Good news from California’s civil justice system isn’t always easy to find but, to be fair, this report tries mightily each year to close with a few encouraging notes:

  • Sacramento Bee editorial writers in August 2015 reacted to an audit that found the State Bar of California had, in order to reduce its backlog of thousands of disciplinary cases, “allowed some attorneys whom it otherwise might have disciplined more severely – or even disbarred – to continue practicing law, placing the public at risk.” The audit also found that the bar, which relies on state lawmakers for annual authorization to collect dues from its members, had bought and renovated a downtown Los Angeles office building at a cost of $76.6 million – $50 million more than what it told lawmakers the building would cost. The Bee supported reform legislation seeking to bring more transparency to bar operations, and Governor Brown signed it into law in October.
  • The San Francisco Chronicle reported in October 2015 that, after a flurry of opportunistically technical lawsuits began targeting public schools and taxpayers in San Francisco, Oakland, Los Angeles and scores of other school districts last year, alleging that students were not getting the lawful minimum requirement of physical education, state lawmakers unanimously passed urgent legislation also signed by Governor Brown in October. The new law creates an administrative complaint process for those wishing to challenge a district’s adherence to the law regarding physical education, deferring or eliminating costly lawsuits.

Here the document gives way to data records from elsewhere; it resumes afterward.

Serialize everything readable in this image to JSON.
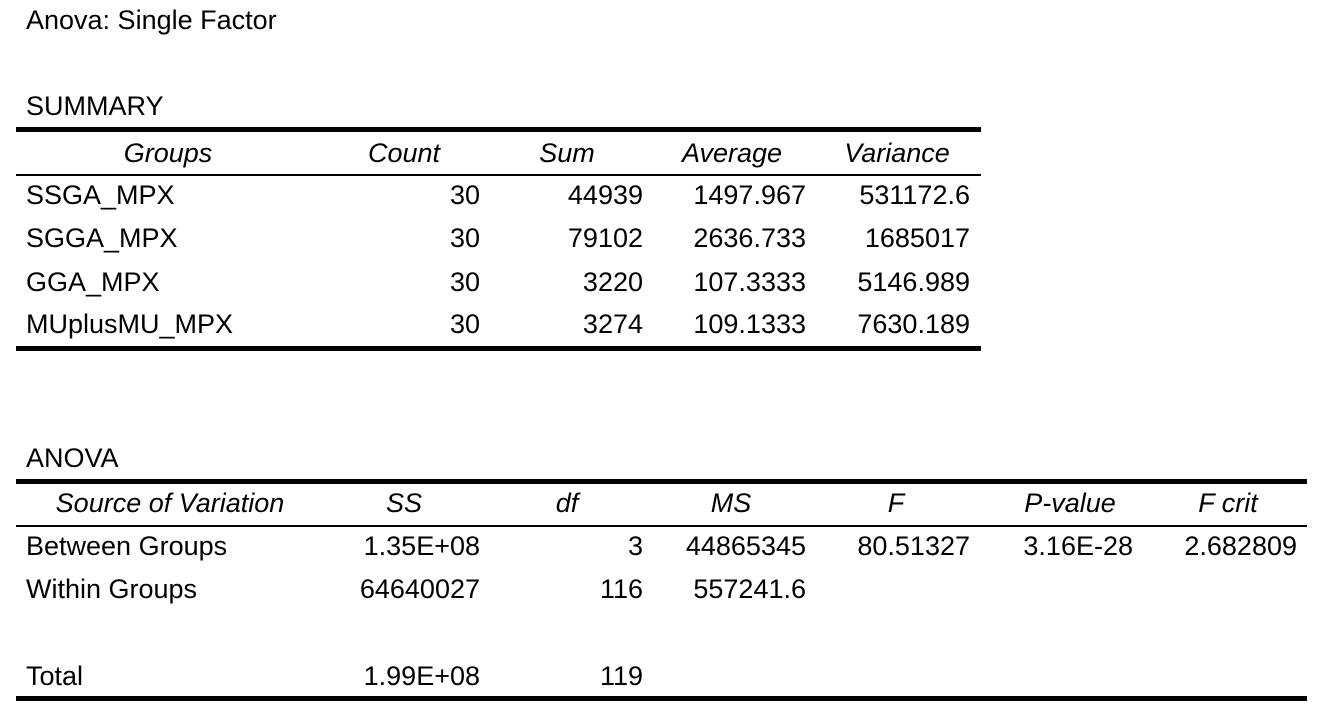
{
  "title": "Anova: Single Factor",
  "summary": {
    "label": "SUMMARY",
    "header": [
      "Groups",
      "Count",
      "Sum",
      "Average",
      "Variance"
    ],
    "rows": [
      [
        "SSGA_MPX",
        "30",
        "44939",
        "1497.967",
        "531172.6"
      ],
      [
        "SGGA_MPX",
        "30",
        "79102",
        "2636.733",
        "1685017"
      ],
      [
        "GGA_MPX",
        "30",
        "3220",
        "107.3333",
        "5146.989"
      ],
      [
        "MUplusMU_MPX",
        "30",
        "3274",
        "109.1333",
        "7630.189"
      ]
    ]
  },
  "anova": {
    "label": "ANOVA",
    "header": [
      "Source of Variation",
      "SS",
      "df",
      "MS",
      "F",
      "P-value",
      "F crit"
    ],
    "rows": [
      [
        "Between Groups",
        "1.35E+08",
        "3",
        "44865345",
        "80.51327",
        "3.16E-28",
        "2.682809"
      ],
      [
        "Within Groups",
        "64640027",
        "116",
        "557241.6"
      ],
      [
        "Total",
        "1.99E+08",
        "119"
      ]
    ]
  }
}
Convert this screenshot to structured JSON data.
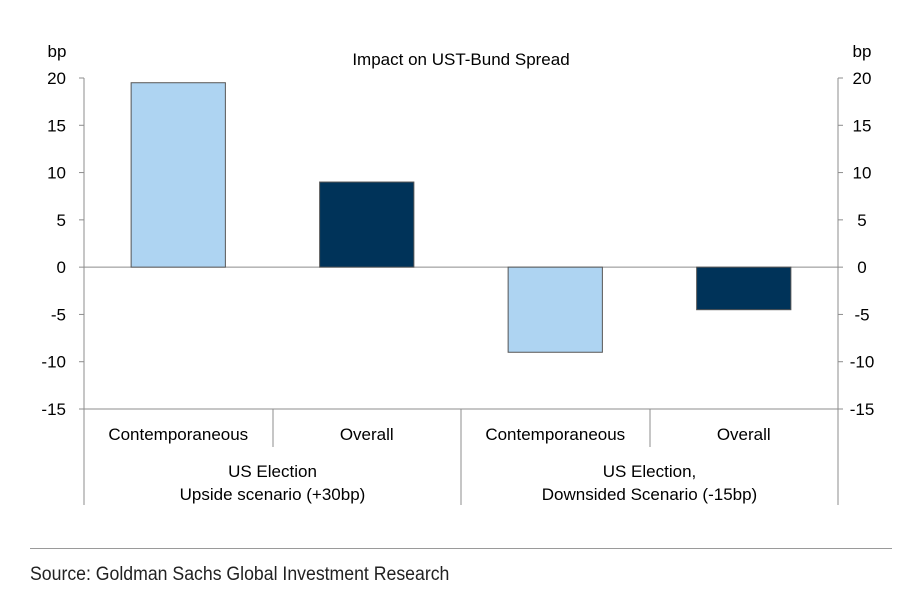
{
  "chart_data": {
    "type": "bar",
    "title": "Impact on UST-Bund Spread",
    "y_unit_left": "bp",
    "y_unit_right": "bp",
    "ylim": [
      -15,
      20
    ],
    "yticks": [
      20,
      15,
      10,
      5,
      0,
      -5,
      -10,
      -15
    ],
    "categories": [
      "Contemporaneous",
      "Overall",
      "Contemporaneous",
      "Overall"
    ],
    "groups": [
      {
        "label_line1": "US Election",
        "label_line2": "Upside scenario (+30bp)"
      },
      {
        "label_line1": "US Election,",
        "label_line2": "Downsided Scenario (-15bp)"
      }
    ],
    "values": [
      19.5,
      9.0,
      -9.0,
      -4.5
    ],
    "bar_colors": [
      "#aed4f2",
      "#003359",
      "#aed4f2",
      "#003359"
    ],
    "grid": false
  },
  "footer": {
    "source": "Source: Goldman Sachs Global Investment Research"
  }
}
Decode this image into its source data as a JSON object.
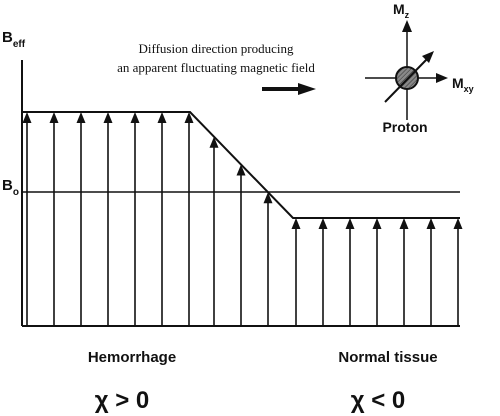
{
  "axis": {
    "y_label_main": "B",
    "y_label_sub": "eff",
    "b0_main": "B",
    "b0_sub": "o"
  },
  "annotation": {
    "line1": "Diffusion direction producing",
    "line2": "an apparent fluctuating magnetic field"
  },
  "proton": {
    "mz_main": "M",
    "mz_sub": "z",
    "mxy_main": "M",
    "mxy_sub": "xy",
    "label": "Proton"
  },
  "regions": {
    "left_label": "Hemorrhage",
    "right_label": "Normal tissue",
    "left_chi": "χ > 0",
    "right_chi": "χ < 0"
  },
  "field_arrows": {
    "left_count": 7,
    "transition_count": 3,
    "right_count": 7
  }
}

  • And finally, the Wall Street Journal reported in November 2015 on a case now before the California Supreme Court that “could fundamentally change the way class-action attorneys are paid.” A heroic attorney from Berkeley has waged a decades-long crusade to eliminate contingency fees of, on average, 25% of awards for damages and replace them with by-the-hour fees, arguing that contingency fees can reward attorneys too generously at the expense of their clients. California’s high court is not known for a healthy skepticism when it comes to class-action lawyers, but maybe the justices are finally ready to begin discouraging some of the speculative, no-injury class-action filings that help clog California courts.